Promouvoir l’innovation au-delà des frontières

Les chiffres européens montrent qu’en Belgique, les entreprises et les pouvoirs publics investissent relativement beaucoup dans la R&D (près de 2,5% du PIB) et qu’il y règne un climat favorable (e.a. sur le plan fiscal) aux activités de R&D. Cela ne se traduit toutefois pas suffisamment en termes d’impact économique (p.ex. ventes ou emploi).
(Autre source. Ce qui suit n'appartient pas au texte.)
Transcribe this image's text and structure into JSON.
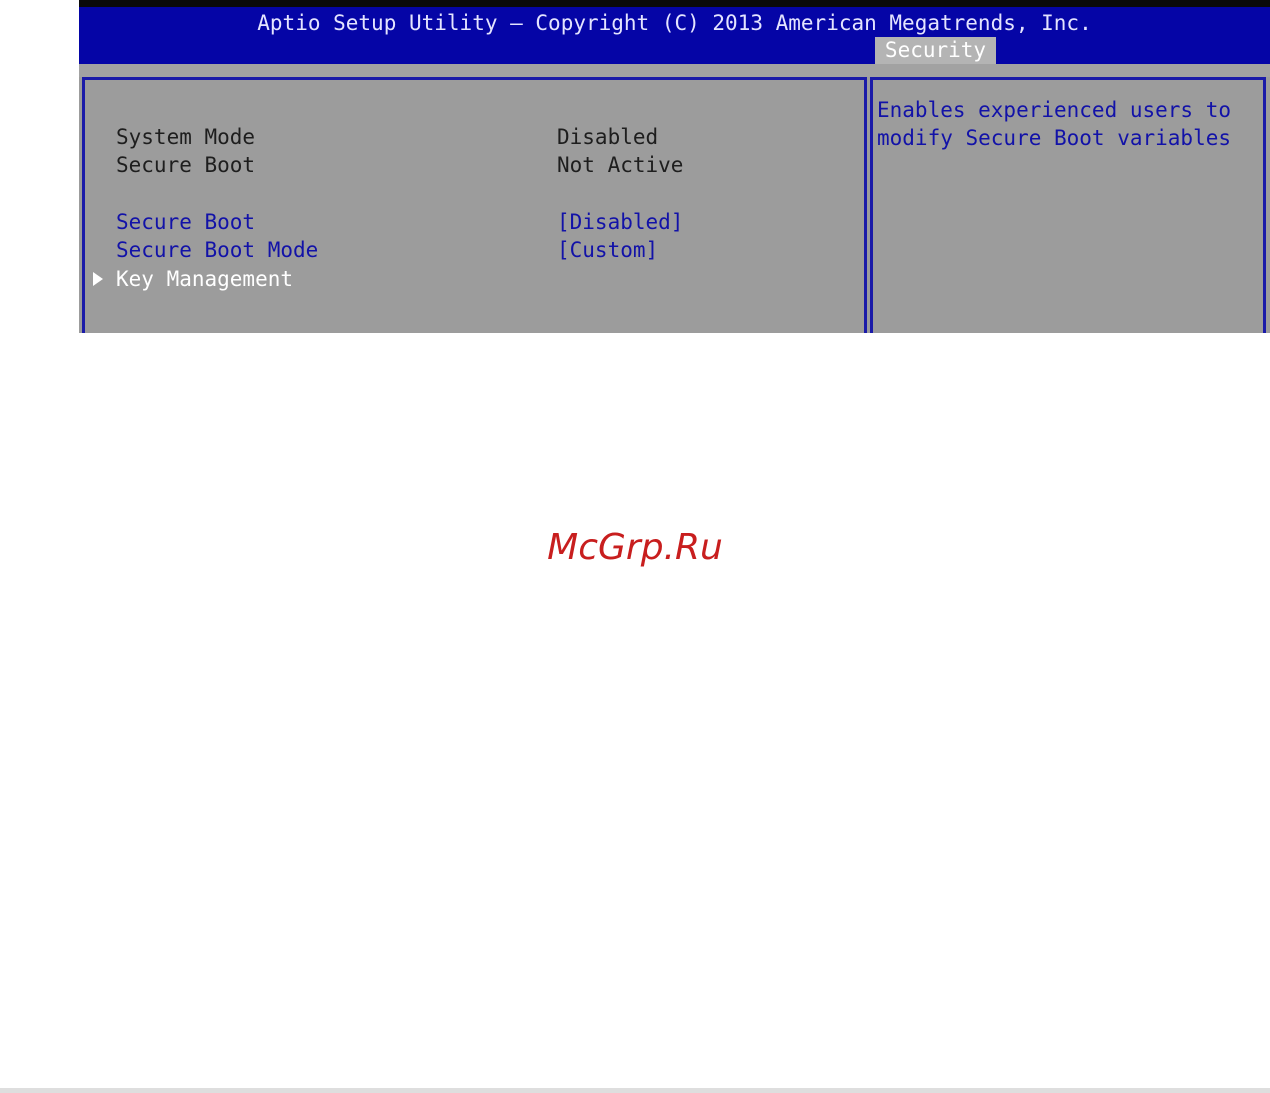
{
  "header": {
    "title": "Aptio Setup Utility – Copyright (C) 2013 American Megatrends, Inc.",
    "active_tab": "Security"
  },
  "info_items": [
    {
      "label": "System Mode",
      "value": "Disabled"
    },
    {
      "label": "Secure Boot",
      "value": "Not Active"
    }
  ],
  "settings": [
    {
      "label": "Secure Boot",
      "value": "[Disabled]"
    },
    {
      "label": "Secure Boot Mode",
      "value": "[Custom]"
    }
  ],
  "submenu": {
    "label": "Key Management",
    "icon": "triangle-right-icon"
  },
  "help_text": "Enables experienced users to\nmodify Secure Boot variables",
  "watermark": "McGrp.Ru",
  "colors": {
    "header_bg": "#0505a6",
    "panel_bg": "#9c9c9c",
    "setting_text": "#1212a8",
    "border": "#1a1aa8",
    "watermark": "#c81e1e"
  }
}
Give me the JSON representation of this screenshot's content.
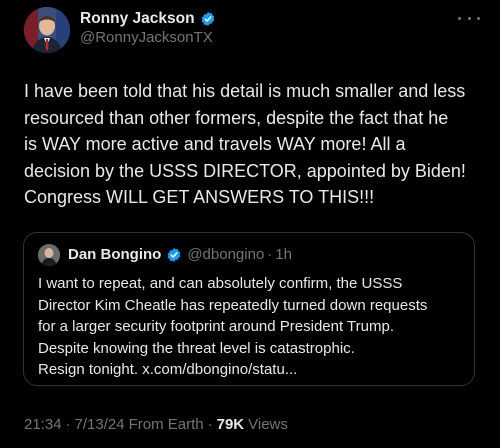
{
  "tweet": {
    "author_name": "Ronny Jackson",
    "author_handle": "@RonnyJacksonTX",
    "text": "I have been told that his detail is much smaller and less\nresourced than other formers, despite the fact that he\nis WAY more active and travels WAY more! All a\ndecision by the USSS DIRECTOR, appointed by Biden!\nCongress WILL GET ANSWERS TO THIS!!!",
    "verified_color": "#1d9bf0"
  },
  "quote": {
    "author_name": "Dan Bongino",
    "author_handle": "@dbongino",
    "dot": "·",
    "time": "1h",
    "text": "I want to repeat, and can absolutely confirm, the USSS\nDirector Kim Cheatle has repeatedly turned down requests\nfor a larger security footprint around President Trump.\nDespite knowing the threat level is catastrophic.\nResign tonight. x.com/dbongino/statu..."
  },
  "footer": {
    "time": "21:34",
    "date": "7/13/24",
    "source": "From Earth",
    "views_count": "79K",
    "views_label": "Views",
    "separator": "·"
  },
  "icons": {
    "verified": "verified-badge-icon",
    "more": "more-options-icon"
  }
}
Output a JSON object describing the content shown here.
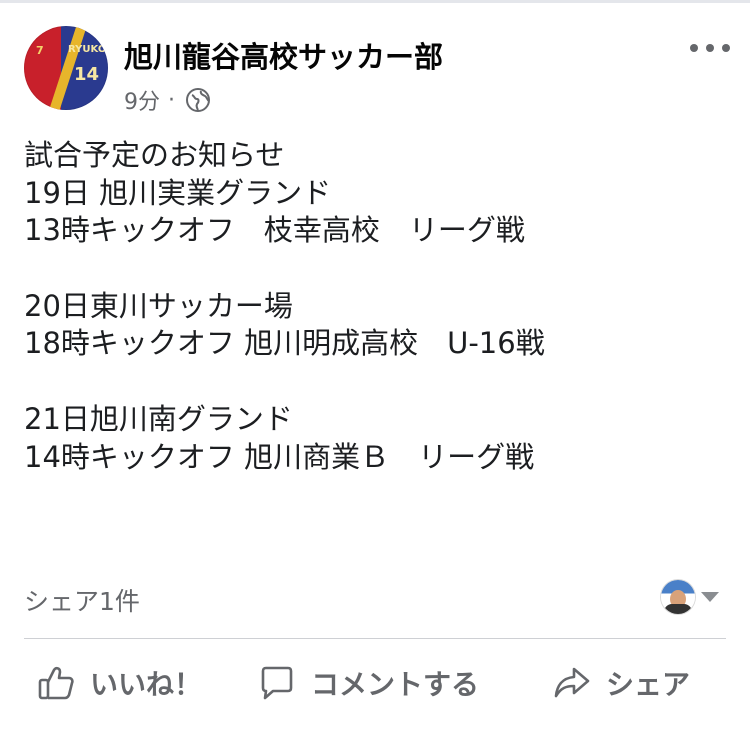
{
  "post": {
    "page_name": "旭川龍谷高校サッカー部",
    "timestamp": "9分",
    "separator": "·",
    "audience_icon": "globe-icon",
    "more_icon": "more-horizontal-icon",
    "body_lines": [
      "試合予定のお知らせ",
      "19日 旭川実業グランド",
      "13時キックオフ　枝幸高校　リーグ戦",
      "",
      "20日東川サッカー場",
      "18時キックオフ 旭川明成高校　U-16戦",
      "",
      "21日旭川南グランド",
      "14時キックオフ 旭川商業Ｂ　リーグ戦"
    ]
  },
  "avatar": {
    "jersey_number_left": "7",
    "jersey_name": "RYUKOK",
    "jersey_number_right": "14"
  },
  "stats": {
    "shares_label": "シェア1件"
  },
  "actions": {
    "like_label": "いいね！",
    "comment_label": "コメントする",
    "share_label": "シェア"
  },
  "colors": {
    "text_primary": "#050505",
    "text_secondary": "#65676b",
    "divider": "#ced0d4"
  }
}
Or, cet impact est capital pour le renforcement de la croissance potentielle de nos entreprises et de notre économie.

La difficulté à transposer les efforts de R&D dans de nouveaux biens, services et modèles économiques est due en partie au fait que la Belgique est un marché relativement restreint, où il est difficile de tester des innovations à une échelle suffisamment grande. Il est donc crucial de travailler ensemble.

Les différentes autorités peuvent à cet égard jouer un important rôle d’encadrement en :

  • facilitant et promouvant activement la coopération interrégionale entre entreprises, instituts de recherche et monde de l’enseignement en matière d’innovation. Il convient à cet effet de se limiter à un cadre réglementaire large et clair qui tienne compte de la rapidité des évolutions futures ;
  • simplifiant la politique d’innovation et l’aide à l’innovation, de manière à ce que les entreprises s’y retrouvent plus facilement parmi les différentes mesures. Pour les secteurs comptant de nombreuses PME et possédant une capacité de R&D relativement faible, les autorités doivent davantage utiliser le levier des centres collectifs. Beaucoup plus de PME seront ainsi incitées à innover ;
  • rendant la prime d’innovation (prime pour les travailleurs qui formulent une idée innovante) plus attractive, p.ex. en doublant les plafonds existants (actuellement maximum 1% de la masse salariale, maximum 1 mois de salaire par travailleur, maximum 10% des travailleurs) ;
  • veillant à une réglementation favorable à l’innovation, c’est-à-dire :
    • Une réglementation neutre vis-à-vis
      de la technologie ;
    • Un environnement réglementaire qui stimule les grandes innovations sociétales, p.ex. dans le domaine de la mobilité et des véhicules autonomes, de l’e-health, de l’économie circulaire, des fintech, ainsi que d’autres technologies et innovations dans le domaine des biens de consommation ;
    • L’introduction de « laboratoires » soumis à une réglementation moindre, permettant d’expérimenter des concepts et produits innovants à plus petite échelle, même dans des secteurs habituellement très réglementés (p.ex. technologie blockchain pour l’identification unique des entreprises et mandats, drones, véhicules autonomes…) ;
    • L’application neutre, objective et large de la déduction pour innovation, toutes activités et tous secteurs confondus. Du fait de la révolution numérique, une innovation rapide constitue en effet une condition préalable à la croissance dans de plus en plus de secteurs.
  • pressant les autorités européennes de mettre rapidement en œuvre le Brevet unitaire qui est actuellement retardé notamment par le Brexit. Ce brevet moins cher et plus sûr juridiquement devrait favoriser les entreprises innovantes en Europe.